Diantara kasus penipuan yang bermodus jual beli melalui internet tersebut dapat dikatakan media sosial, baik facebook, twitter, maupun yang lainnya, menjadi media yang banyak dimanfaatkan produsen gadungan untuk menipu konsumen. Lemahnya proses verifikasi menjadi celah bagi produsen gadungan untuk menjalankan aksinya. Disamping itu, konsep ecommerce yang ditawarkan oleh media sosial internet lebih pada pendekatan kepercayaan (trust). Artinya, sejauhmana konsumen mempercayai produsen menjadi titik tolak berjalannya transaksi jual beli diantara mereka. Hal tersebut dapat dilihat dari proses jual beli yang dijalankan melalui media sosial tersebut. Aturan main yang banyak digunakan oleh produsen di media sosial internet adalah konsumen harus mentransfer terlebih dahulu sejumlah uang yang senilai dengan harga produk yang akan dibeli ditambah dengan ongkos kirim. Aturan main ini yang kemudian menjadi “pertaruhan” bagi konsumen, apakah percaya terhadap produsen atau tidak. Tidak sedikit konsumen yang terjerembab dalam aturan main ini sehingga jatuh dalam skandal penipuan. Uang melayang barang tak terbeli.
Aturan main pembeli harus transfer terlebih dahulu pada dasarnya juga menjadi “pertaruhan” bagi produsen untuk menjalin kepercayaan kepada konsumen dikemudian hari. Ketika produsen mampu melewati “ujian” ini maka selanjutnya akan memudahkannya dalam menjaring pasar secara lebih luas. Pada sisi lain, ada banyak strategi yang dikembangkan oleh produsen agar dengan aturan main tersebut konsumen tetap merasa nyaman untuk berbelanja. Salah satu strategi untuk membangun kepercayaan konsumen yang dijalankan oleh produsen adalah dengan menggunakan testimoni para pembeli yang telah berbelanja di situs produsen tersebut. Selama testimoni, baik berupa pujian maupun rekomendasi, menjadi strategi yang banyak digunakan dan dianggap ampuh oleh produsen ecommerce untuk meraup kepercayaan konsumen di dunia maya. Melalui testimoni ini konsumen diharapkan dapat melakukan verifikasi terhadap keberadaan produsen.
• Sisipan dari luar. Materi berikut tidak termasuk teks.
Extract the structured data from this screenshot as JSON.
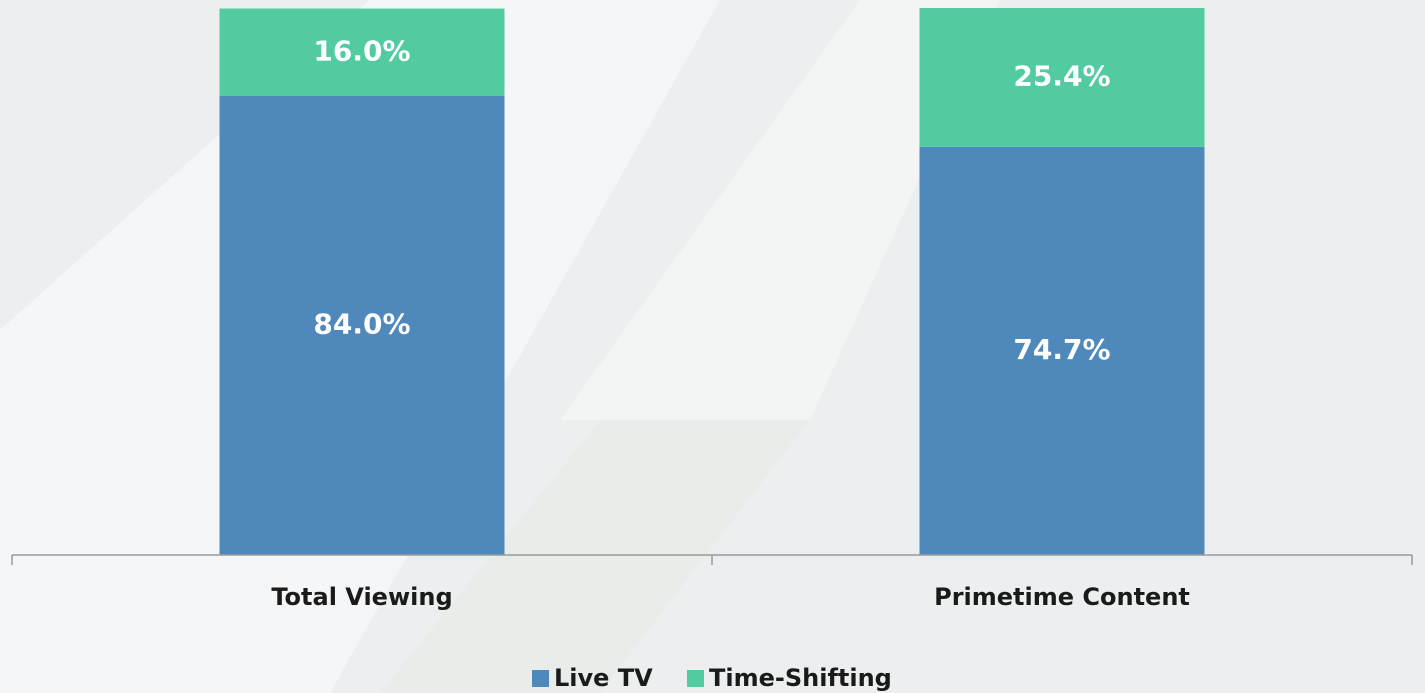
{
  "chart_data": {
    "type": "stacked_bar",
    "categories": [
      "Total Viewing",
      "Primetime Content"
    ],
    "series": [
      {
        "name": "Live TV",
        "color": "#4f88bb",
        "values": [
          84.0,
          74.7
        ],
        "value_labels": [
          "84.0%",
          "74.7%"
        ]
      },
      {
        "name": "Time-Shifting",
        "color": "#52cba0",
        "values": [
          16.0,
          25.4
        ],
        "value_labels": [
          "16.0%",
          "25.4%"
        ]
      }
    ],
    "ylim": [
      0,
      100.1
    ],
    "legend": "bottom"
  }
}
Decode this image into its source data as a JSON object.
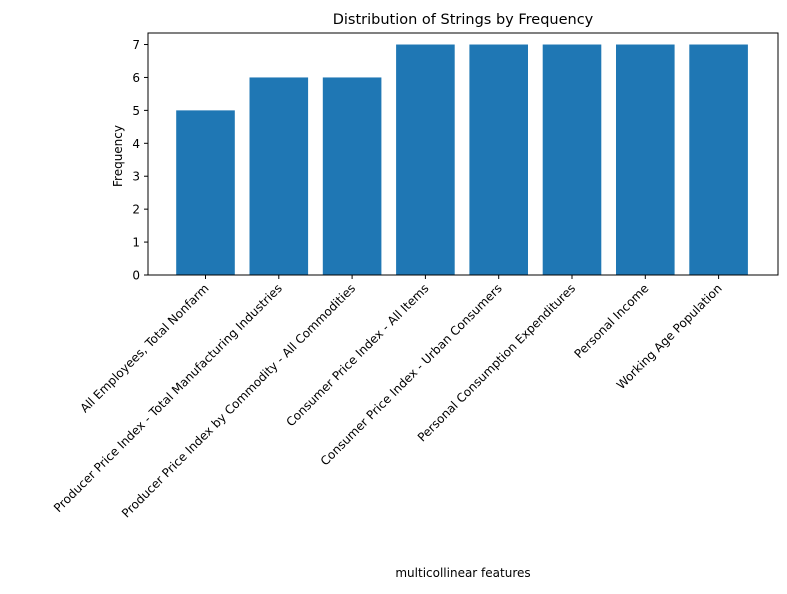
{
  "chart_data": {
    "type": "bar",
    "title": "Distribution of Strings by Frequency",
    "xlabel": "multicollinear features",
    "ylabel": "Frequency",
    "categories": [
      "All Employees, Total Nonfarm",
      "Producer Price Index - Total Manufacturing Industries",
      "Producer Price Index by Commodity - All Commodities",
      "Consumer Price Index - All Items",
      "Consumer Price Index - Urban Consumers",
      "Personal Consumption Expenditures",
      "Personal Income",
      "Working Age Population"
    ],
    "values": [
      5,
      6,
      6,
      7,
      7,
      7,
      7,
      7
    ],
    "ylim": [
      0,
      7.35
    ],
    "yticks": [
      0,
      1,
      2,
      3,
      4,
      5,
      6,
      7
    ],
    "grid": false,
    "bar_color": "#1f77b4"
  }
}
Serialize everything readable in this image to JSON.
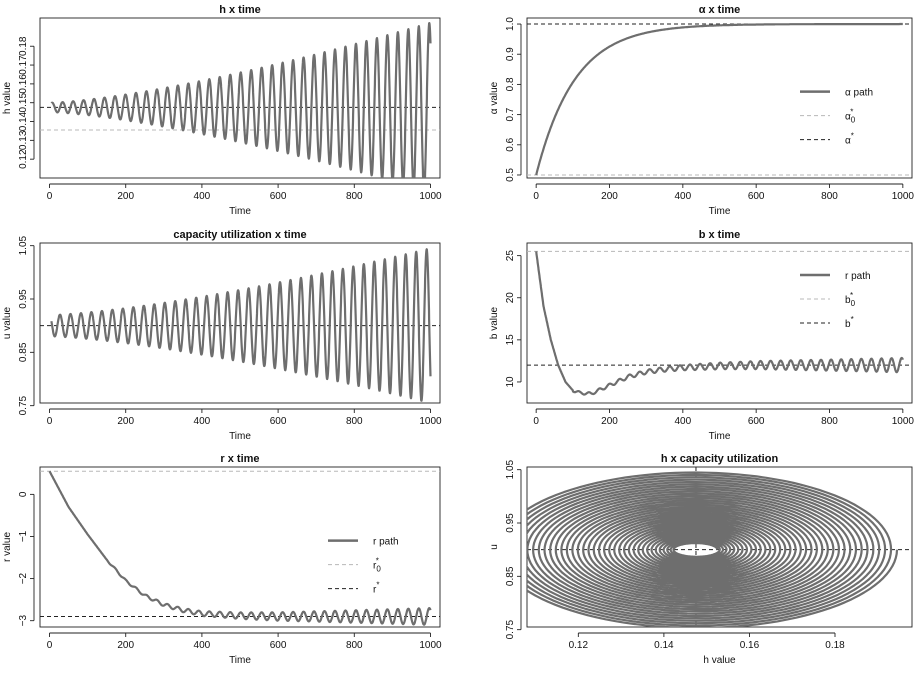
{
  "chart_data": [
    {
      "id": "p1",
      "type": "line",
      "title": "h x time",
      "xlabel": "Time",
      "ylabel": "h value",
      "xlim": [
        -25,
        1025
      ],
      "ylim": [
        0.11,
        0.195
      ],
      "xticks": [
        0,
        200,
        400,
        600,
        800,
        1000
      ],
      "yticks": [
        0.12,
        0.13,
        0.14,
        0.15,
        0.16,
        0.17,
        0.18
      ],
      "ytick_labels": [
        "0.12",
        "0.13",
        "0.14",
        "0.15",
        "0.16",
        "0.17",
        "0.18"
      ],
      "series": [
        {
          "role": "path",
          "color": "#6e6e6e",
          "kind": "oscillation",
          "x_start": 5,
          "x_end": 1000,
          "center": 0.1475,
          "amplitude": [
            0.0025,
            0.045
          ],
          "period": 27.5
        },
        {
          "role": "ref",
          "color": "#b8b8b8",
          "dash": "4,3",
          "y": 0.1355
        },
        {
          "role": "ref",
          "color": "#222222",
          "dash": "4,3",
          "y": 0.1475
        }
      ]
    },
    {
      "id": "p2",
      "type": "line",
      "title": "α x time",
      "xlabel": "Time",
      "ylabel": "α value",
      "xlim": [
        -25,
        1025
      ],
      "ylim": [
        0.49,
        1.02
      ],
      "xticks": [
        0,
        200,
        400,
        600,
        800,
        1000
      ],
      "yticks": [
        0.5,
        0.6,
        0.7,
        0.8,
        0.9,
        1.0
      ],
      "ytick_labels": [
        "0.5",
        "0.6",
        "0.7",
        "0.8",
        "0.9",
        "1.0"
      ],
      "series": [
        {
          "role": "path",
          "name": "α path",
          "color": "#6e6e6e",
          "kind": "approach",
          "x_start": 0,
          "x_end": 1000,
          "start": 0.5,
          "target": 1.0,
          "rate": 0.0095
        },
        {
          "role": "ref",
          "name": "α",
          "sub": "0",
          "sup": "*",
          "color": "#b8b8b8",
          "dash": "4,3",
          "y": 0.5
        },
        {
          "role": "ref",
          "name": "α",
          "sup": "*",
          "color": "#222222",
          "dash": "4,3",
          "y": 1.0
        }
      ],
      "legend": "center-right"
    },
    {
      "id": "p3",
      "type": "line",
      "title": "capacity utilization x time",
      "xlabel": "Time",
      "ylabel": "u value",
      "xlim": [
        -25,
        1025
      ],
      "ylim": [
        0.755,
        1.055
      ],
      "xticks": [
        0,
        200,
        400,
        600,
        800,
        1000
      ],
      "yticks": [
        0.75,
        0.85,
        0.95,
        1.05
      ],
      "ytick_labels": [
        "0.75",
        "0.85",
        "0.95",
        "1.05"
      ],
      "series": [
        {
          "role": "path",
          "color": "#6e6e6e",
          "kind": "oscillation",
          "x_start": 5,
          "x_end": 1000,
          "center": 0.9,
          "amplitude": [
            0.02,
            0.145
          ],
          "period": 27.5,
          "phase": 1.57
        },
        {
          "role": "ref",
          "color": "#222222",
          "dash": "4,3",
          "y": 0.9
        }
      ]
    },
    {
      "id": "p4",
      "type": "line",
      "title": "b x time",
      "xlabel": "Time",
      "ylabel": "b value",
      "xlim": [
        -25,
        1025
      ],
      "ylim": [
        7.5,
        26.5
      ],
      "xticks": [
        0,
        200,
        400,
        600,
        800,
        1000
      ],
      "yticks": [
        10,
        15,
        20,
        25
      ],
      "ytick_labels": [
        "10",
        "15",
        "20",
        "25"
      ],
      "series": [
        {
          "role": "path",
          "name": "r path",
          "color": "#6e6e6e",
          "kind": "decay_then_osc",
          "x_start": 0,
          "x_end": 1000,
          "points": [
            [
              0,
              25.5
            ],
            [
              20,
              19
            ],
            [
              40,
              15
            ],
            [
              60,
              12
            ],
            [
              80,
              10
            ],
            [
              100,
              9
            ],
            [
              120,
              8.7
            ],
            [
              150,
              8.6
            ],
            [
              200,
              9.6
            ],
            [
              250,
              10.6
            ],
            [
              300,
              11.2
            ],
            [
              350,
              11.5
            ],
            [
              400,
              11.7
            ],
            [
              500,
              11.9
            ],
            [
              600,
              12.0
            ],
            [
              1000,
              12.0
            ]
          ],
          "osc_amplitude": [
            0.15,
            0.85
          ],
          "osc_from": 100,
          "period": 27.5
        },
        {
          "role": "ref",
          "name": "b",
          "sub": "0",
          "sup": "*",
          "color": "#b8b8b8",
          "dash": "4,3",
          "y": 25.5
        },
        {
          "role": "ref",
          "name": "b",
          "sup": "*",
          "color": "#222222",
          "dash": "4,3",
          "y": 12.0
        }
      ],
      "legend": "top-right"
    },
    {
      "id": "p5",
      "type": "line",
      "title": "r x time",
      "xlabel": "Time",
      "ylabel": "r value",
      "xlim": [
        -25,
        1025
      ],
      "ylim": [
        -3.15,
        0.65
      ],
      "xticks": [
        0,
        200,
        400,
        600,
        800,
        1000
      ],
      "yticks": [
        -3,
        -2,
        -1,
        0
      ],
      "ytick_labels": [
        "−3",
        "−2",
        "−1",
        "0"
      ],
      "series": [
        {
          "role": "path",
          "name": "r path",
          "color": "#6e6e6e",
          "kind": "decay_then_osc",
          "x_start": 0,
          "x_end": 1000,
          "points": [
            [
              0,
              0.55
            ],
            [
              50,
              -0.3
            ],
            [
              100,
              -0.95
            ],
            [
              150,
              -1.55
            ],
            [
              200,
              -2.05
            ],
            [
              250,
              -2.4
            ],
            [
              300,
              -2.62
            ],
            [
              350,
              -2.75
            ],
            [
              400,
              -2.83
            ],
            [
              500,
              -2.88
            ],
            [
              600,
              -2.9
            ],
            [
              1000,
              -2.9
            ]
          ],
          "osc_amplitude": [
            0.02,
            0.2
          ],
          "osc_from": 150,
          "period": 27.5
        },
        {
          "role": "ref",
          "name": "r",
          "sub": "0",
          "sup": "*",
          "color": "#b8b8b8",
          "dash": "4,3",
          "y": 0.55
        },
        {
          "role": "ref",
          "name": "r",
          "sup": "*",
          "color": "#222222",
          "dash": "4,3",
          "y": -2.9
        }
      ],
      "legend": "center-right"
    },
    {
      "id": "p6",
      "type": "line",
      "title": "h x capacity utilization",
      "xlabel": "h value",
      "ylabel": "u",
      "xlim": [
        0.108,
        0.198
      ],
      "ylim": [
        0.755,
        1.055
      ],
      "xticks": [
        0.12,
        0.14,
        0.16,
        0.18
      ],
      "xtick_labels": [
        "0.12",
        "0.14",
        "0.16",
        "0.18"
      ],
      "yticks": [
        0.75,
        0.85,
        0.95,
        1.05
      ],
      "ytick_labels": [
        "0.75",
        "0.85",
        "0.95",
        "1.05"
      ],
      "series": [
        {
          "role": "path",
          "color": "#6e6e6e",
          "kind": "spiral",
          "center": [
            0.1475,
            0.9
          ],
          "rx": [
            0.005,
            0.047
          ],
          "ry": [
            0.012,
            0.148
          ],
          "turns": 36
        },
        {
          "role": "ref",
          "color": "#222222",
          "dash": "4,3",
          "y": 0.9
        },
        {
          "role": "ref",
          "color": "#222222",
          "dash": "4,3",
          "x": 0.1475
        }
      ]
    }
  ]
}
Strategi lain yang juga banyak digunakan produsen untuk memperoleh kepercayaan dari konsumen adalah dengan memajang bukti pengiriman barang (resi) yang telah dilakukan oleh produsen. Melalui resi ini produsen ingin menunjukkan kepada konsumen bahwa mereka telah dipercaya oleh konsumen lain dan juga barang-barang yang mereka jual memang tersedia. Semakin berkembangnya jasa-jasa pengiriman yang berbasis sistem informasi pengiriman maka konsumen juga lebih mudah untuk memantau “perjalanan” barangnya dengan melihatnya di situs milik jasa pengiriman yang dipakai oleh produsen. Cukup dengan meminta nomor resi kepada produsen dan kemudian memasukkan data nomor resi di situs jasa pengirimannya maka konsumen dapat melakukan pemantauan tersebut.
Maraknya ecommerce pada gilirannya tidak dapat berdiri sendiri akan tetapi mensyaratkan terciptanya kepercayaan diantara produsen dan konsumen. Masa depan ecommerce dapat dikatakan digantungkan pada nilai kepercayaan yang tertanam disitu. Sejauh kepercayaan tetap terjaga maka dunia maya akan semakin ramai dengan riuhnya konsumen yang berselancar dari gerai ke gerai. Dunia maya juga akan semakin ramai denga kegaduhan yang diciptakan oleh konsumen yang saling bergunjing sekaligus memberikan testimoni akan sebuah produk. Uniknya, kesemuanya dilakukan hanya dari sebuah kamar. Ini bukan lagi apa yang disebut sebagai global village akan tetapi ini adalah global room.